Ririn Indriani Suara.Com
Rabu, 11 Januari 2017 | 07:11 WIB
Ekonom ITB: Jangan Ada Kartel Cabai
Ilustrasi cabai.
Follow Suara.com untuk mendapatkan informasi terkini. Klik WhatsApp Channel & Google News

Suara.com - Ekonom Institut Teknologi Bandung (ITB) Anggoro Budi Nugroho merekomendasikan cara terbaik meredam lonjakan harga cabai adalah solusi temporer saja. Tidak perlu struktural seperti perombakan tata niaga.

Pemerintah bisa melakukan intervensi pasokan cabai untuk melindungi masyarakat konsumen dari kenaikan harga. Kementerian Perdagangan, kata dia, juga harus menjamin praktik perdagangan yang sehat.

"Harus pastikan tidak ada kartel yang mainkan. Kalau ada, polisi yang turun tangan," kata pengajar Sekolah Bisnis dan Manajemen ITB ini dalam keterangan tertulisnya yang diterima suara.com, Rabu (11/1/2017).  
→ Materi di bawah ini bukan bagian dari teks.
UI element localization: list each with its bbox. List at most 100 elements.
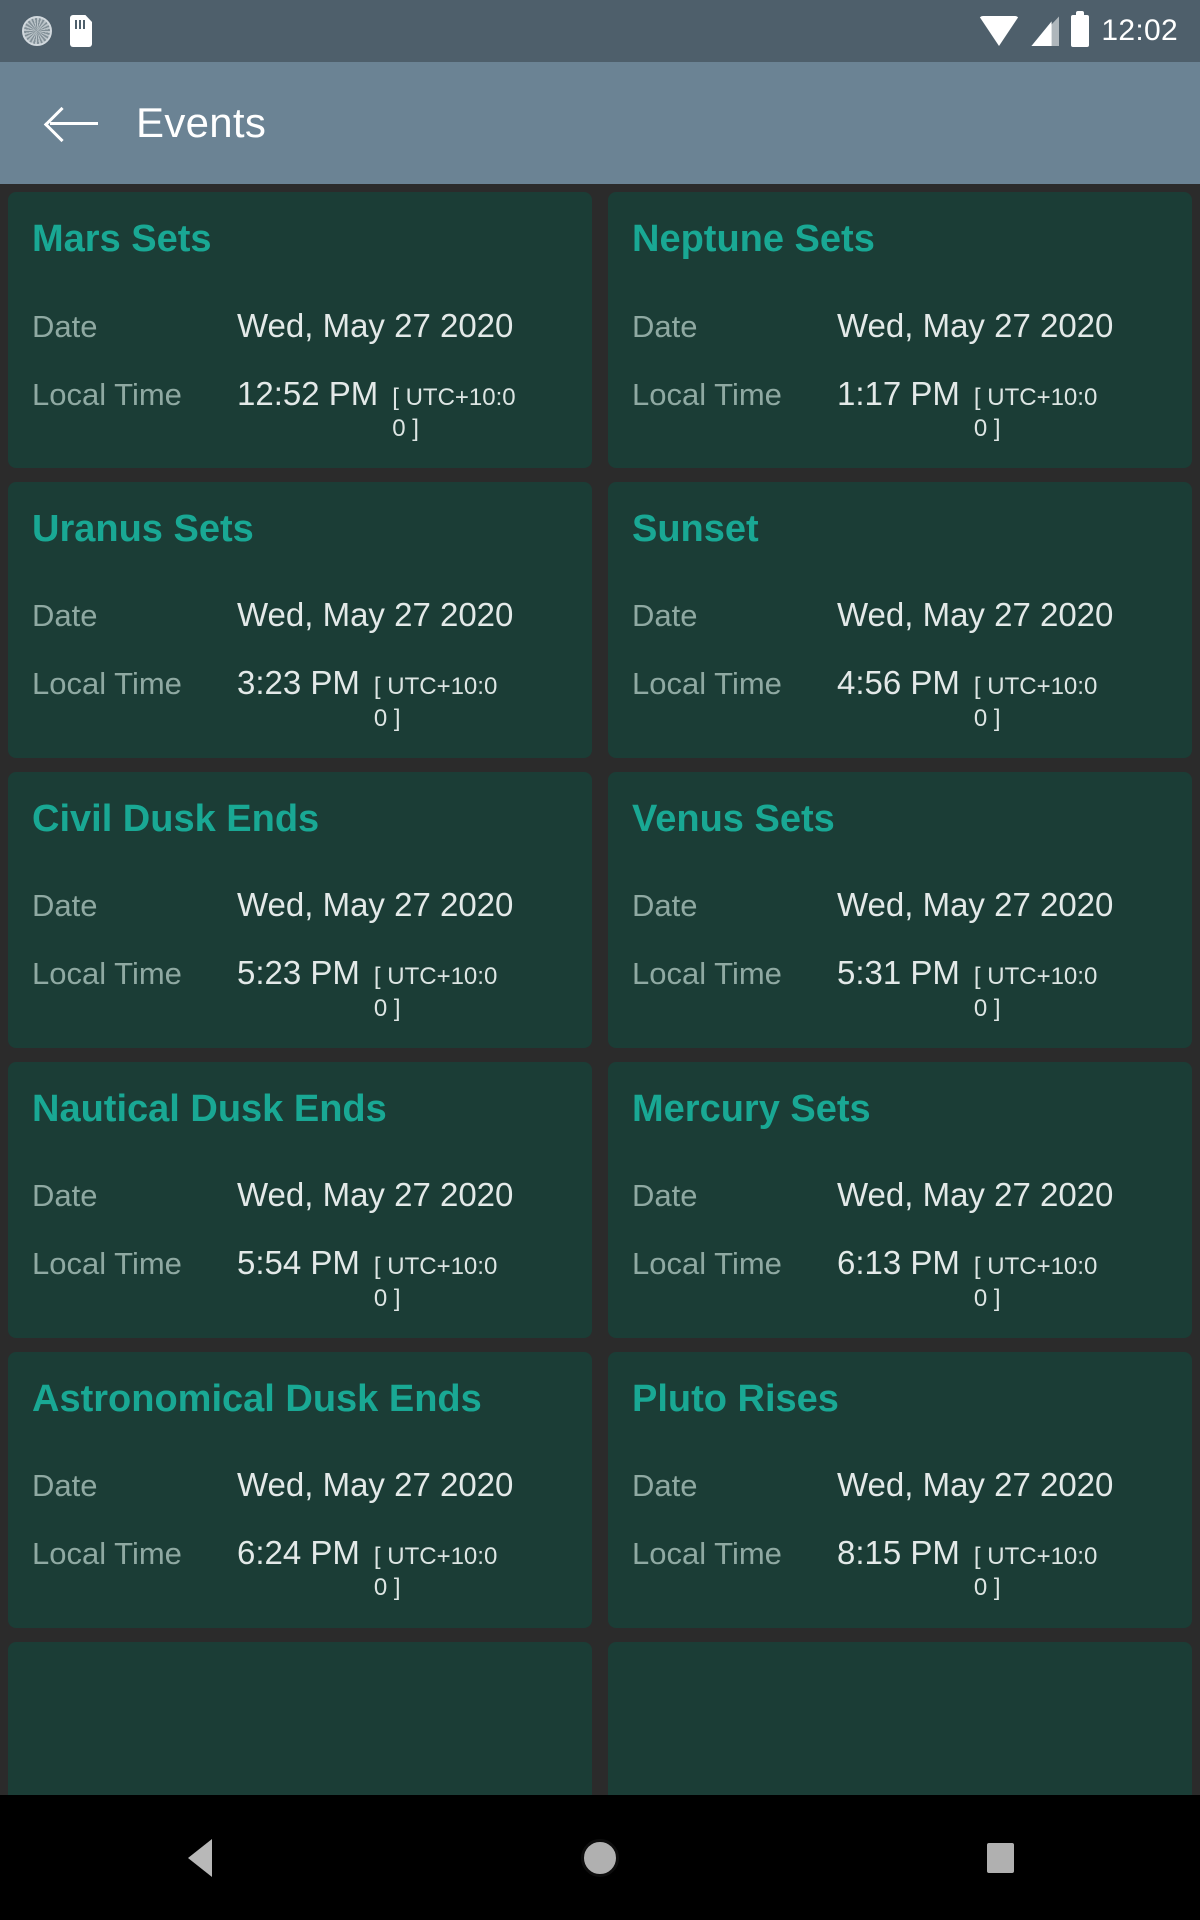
event-title: Sunset: [632, 507, 759, 550]
event-title: Mars Sets: [32, 218, 212, 260]
event-card[interactable]: Mercury Sets Date Wed, May 27 2020 Local Ti…: [608, 1061, 1192, 1338]
local-time-label: Local Time: [632, 666, 782, 702]
event-local-time-row: Local Time 6:13 PM [ UTC+10:00 ]: [632, 1242, 1168, 1313]
event-local-time-row: Local Time 5:54 PM [ UTC+10:00 ]: [32, 1242, 568, 1313]
event-date-row: Date Wed, May 27 2020: [32, 594, 568, 652]
local-time-value: 4:56 PM: [837, 664, 960, 702]
utc-offset-value: [ UTC+10:00 ]: [373, 1543, 498, 1602]
event-date-row: Date Wed, May 27 2020: [632, 594, 1168, 652]
date-label: Date: [32, 1178, 98, 1214]
event-date-row: [32, 1712, 568, 1770]
date-value: Wed, May 27 2020: [837, 886, 1114, 924]
local-time-label: Local Time: [32, 376, 182, 412]
date-label: Date: [632, 308, 698, 344]
signal-icon: [1031, 16, 1059, 46]
local-time-value: 6:13 PM: [837, 1244, 960, 1282]
local-time-value: 5:23 PM: [237, 954, 360, 992]
event-title: Astronomical Dusk Ends: [32, 1377, 482, 1420]
date-label: Date: [632, 1468, 698, 1504]
nav-back-icon: [188, 1838, 212, 1877]
event-card[interactable]: Astronomical Dusk Ends Date Wed, May 27 20…: [8, 1351, 592, 1628]
event-local-time-row: Local Time 4:56 PM [ UTC+10:00 ]: [632, 662, 1168, 733]
event-title: Venus Sets: [632, 797, 835, 840]
local-time-value: 8:15 PM: [837, 1534, 960, 1572]
event-card[interactable]: Nautical Dusk Ends Date Wed, May 27 2020 Lo…: [8, 1061, 592, 1338]
utc-offset-value: [ UTC+10:00 ]: [973, 673, 1098, 732]
event-card[interactable]: Venus Sets Date Wed, May 27 2020 Local Time…: [608, 771, 1192, 1048]
nav-recent-icon: [986, 1842, 1014, 1873]
local-time-label: Local Time: [632, 1536, 782, 1572]
local-time-value: 5:31 PM: [837, 954, 960, 992]
local-time-label: Local Time: [32, 956, 182, 992]
event-date-row: [632, 1712, 1168, 1770]
utc-offset-value: [ UTC+10:00 ]: [373, 1253, 498, 1312]
event-date-row: Date Wed, May 27 2020: [32, 884, 568, 942]
event-card[interactable]: Pluto Rises Date Wed, May 27 2020 Local Tim…: [608, 1351, 1192, 1628]
event-title: Mercury Sets: [632, 1087, 871, 1130]
date-value: Wed, May 27 2020: [837, 306, 1114, 344]
date-label: Date: [632, 1178, 698, 1214]
utc-offset-value: [ UTC+10:00 ]: [373, 963, 498, 1022]
status-bar-clock: 12:02: [1101, 14, 1178, 47]
event-local-time-row: Local Time 1:17 PM [ UTC+10:00 ]: [632, 373, 1168, 444]
utc-offset-value: [ UTC+10:00 ]: [973, 963, 1098, 1022]
events-list[interactable]: Mars Sets Date Wed, May 27 2020 Local Time 1…: [0, 184, 1200, 1920]
date-label: Date: [632, 888, 698, 924]
nav-home-button[interactable]: [540, 1823, 660, 1893]
event-title: Uranus Sets: [32, 507, 254, 550]
event-title: Civil Dusk Ends: [32, 797, 320, 840]
event-card[interactable]: Neptune Sets Date Wed, May 27 2020 Local Ti…: [608, 192, 1192, 468]
local-time-label: Local Time: [32, 666, 182, 702]
local-time-label: Local Time: [632, 956, 782, 992]
local-time-value: 12:52 PM: [237, 374, 379, 412]
date-label: Date: [32, 598, 98, 634]
event-date-row: Date Wed, May 27 2020: [32, 305, 568, 363]
date-value: Wed, May 27 2020: [837, 596, 1114, 634]
event-title: Nautical Dusk Ends: [32, 1087, 387, 1130]
back-arrow-icon[interactable]: [48, 101, 100, 145]
event-local-time-row: Local Time 5:23 PM [ UTC+10:00 ]: [32, 952, 568, 1023]
local-time-value: 1:17 PM: [837, 374, 960, 412]
app-bar: Events: [0, 62, 1200, 184]
sdcard-icon: [70, 15, 92, 47]
event-date-row: Date Wed, May 27 2020: [632, 884, 1168, 942]
utc-offset-value: [ UTC+10:00 ]: [973, 1543, 1098, 1602]
utc-offset-value: [ UTC+10:00 ]: [373, 673, 498, 732]
date-label: Date: [32, 1468, 98, 1504]
status-bar: 12:02: [0, 0, 1200, 62]
status-bar-left-icons: [22, 15, 92, 47]
date-label: Date: [32, 308, 98, 344]
utc-offset-value: [ UTC+10:00 ]: [973, 383, 1098, 442]
local-time-label: Local Time: [32, 1536, 182, 1572]
date-value: Wed, May 27 2020: [837, 1176, 1114, 1214]
date-value: Wed, May 27 2020: [237, 1466, 514, 1504]
event-card[interactable]: Civil Dusk Ends Date Wed, May 27 2020 Local…: [8, 771, 592, 1048]
utc-offset-value: [ UTC+10:00 ]: [392, 383, 516, 442]
local-time-label: Local Time: [632, 1246, 782, 1282]
system-navigation-bar: [0, 1795, 1200, 1920]
battery-icon: [1071, 11, 1090, 47]
event-date-row: Date Wed, May 27 2020: [632, 305, 1168, 363]
event-local-time-row: Local Time 8:15 PM [ UTC+10:00 ]: [632, 1532, 1168, 1603]
nav-back-button[interactable]: [140, 1823, 260, 1893]
event-card[interactable]: Uranus Sets Date Wed, May 27 2020 Local Tim…: [8, 481, 592, 758]
date-label: Date: [632, 598, 698, 634]
event-date-row: Date Wed, May 27 2020: [32, 1464, 568, 1522]
date-label: Date: [32, 888, 98, 924]
event-local-time-row: Local Time 5:31 PM [ UTC+10:00 ]: [632, 952, 1168, 1023]
event-title: Pluto Rises: [632, 1377, 839, 1420]
nav-recent-button[interactable]: [940, 1823, 1060, 1893]
date-value: Wed, May 27 2020: [237, 306, 514, 344]
event-date-row: Date Wed, May 27 2020: [32, 1174, 568, 1232]
wifi-icon: [979, 16, 1020, 46]
event-date-row: Date Wed, May 27 2020: [632, 1174, 1168, 1232]
event-date-row: Date Wed, May 27 2020: [632, 1464, 1168, 1522]
event-card[interactable]: Mars Sets Date Wed, May 27 2020 Local Time 1…: [8, 192, 592, 468]
app-screen: 12:02 Events Mars Sets Date Wed, May 27 20…: [0, 0, 1200, 1920]
event-card[interactable]: Sunset Date Wed, May 27 2020 Local Time 4:56…: [608, 481, 1192, 758]
event-local-time-row: Local Time 3:23 PM [ UTC+10:00 ]: [32, 662, 568, 733]
date-value: Wed, May 27 2020: [837, 1466, 1114, 1504]
date-value: Wed, May 27 2020: [237, 1176, 514, 1214]
utc-offset-value: [ UTC+10:00 ]: [973, 1253, 1098, 1312]
local-time-label: Local Time: [32, 1246, 182, 1282]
Dia menjelaskan pemicu melejitnya harga cabai terkait penawaran dan permintaan (supply-demand). Lonjakan bisa karena kelangkaan pasokan, bisa meningkatnya permintaan.

Dalam kasus kali ini lebih pada aspek di kelangkaan pasokan. "Goncangannya di suplai. Sudah ketahuan ada shock karena musim," jelas Anggoro.

Ada beberapa penyebab kelangkaan pasokan yakni hama, gagal panen misal karena El Nino/La Nina, mundurnya daur panen. Selain itu ketidaklancaran distribusi, bisa di tingkat petani, pengecer atau pedagang pengumpul besar.

Anggoro menambahkan biasanya kenaikan harga cabai seiring daur laju inflasi periodik, bisa di hari raya maupun November-Desember. Sebab cabai masih menyumbang Indeks Harga Perdagangan Besar (IPHB).

Adapun marjin industri cabai masih tergolong besar, diatas 25 persen. Ini lebih tinggi dari beras walau masih di bawah jagung pipilan.

"Jika marjin industri (MPP) cabai masih besar, tetapi harganya melambung naik, maka patut diduga penyebabnya meningkatnya permintaan sebagaimana siklus akhir tahun," jelasnya.

Anggoro menjelaskan, ada 9 fungsi kelembagaan perdagangan cabai merah di Indonesia. Yang terpanjang di Jawa Tengah, yang terpendek di Sulawesi Utara.

“Tidak heran kelangkaan pasokan akan paling sensitif terhadap harga di Pulau Jawa,” tutupnya.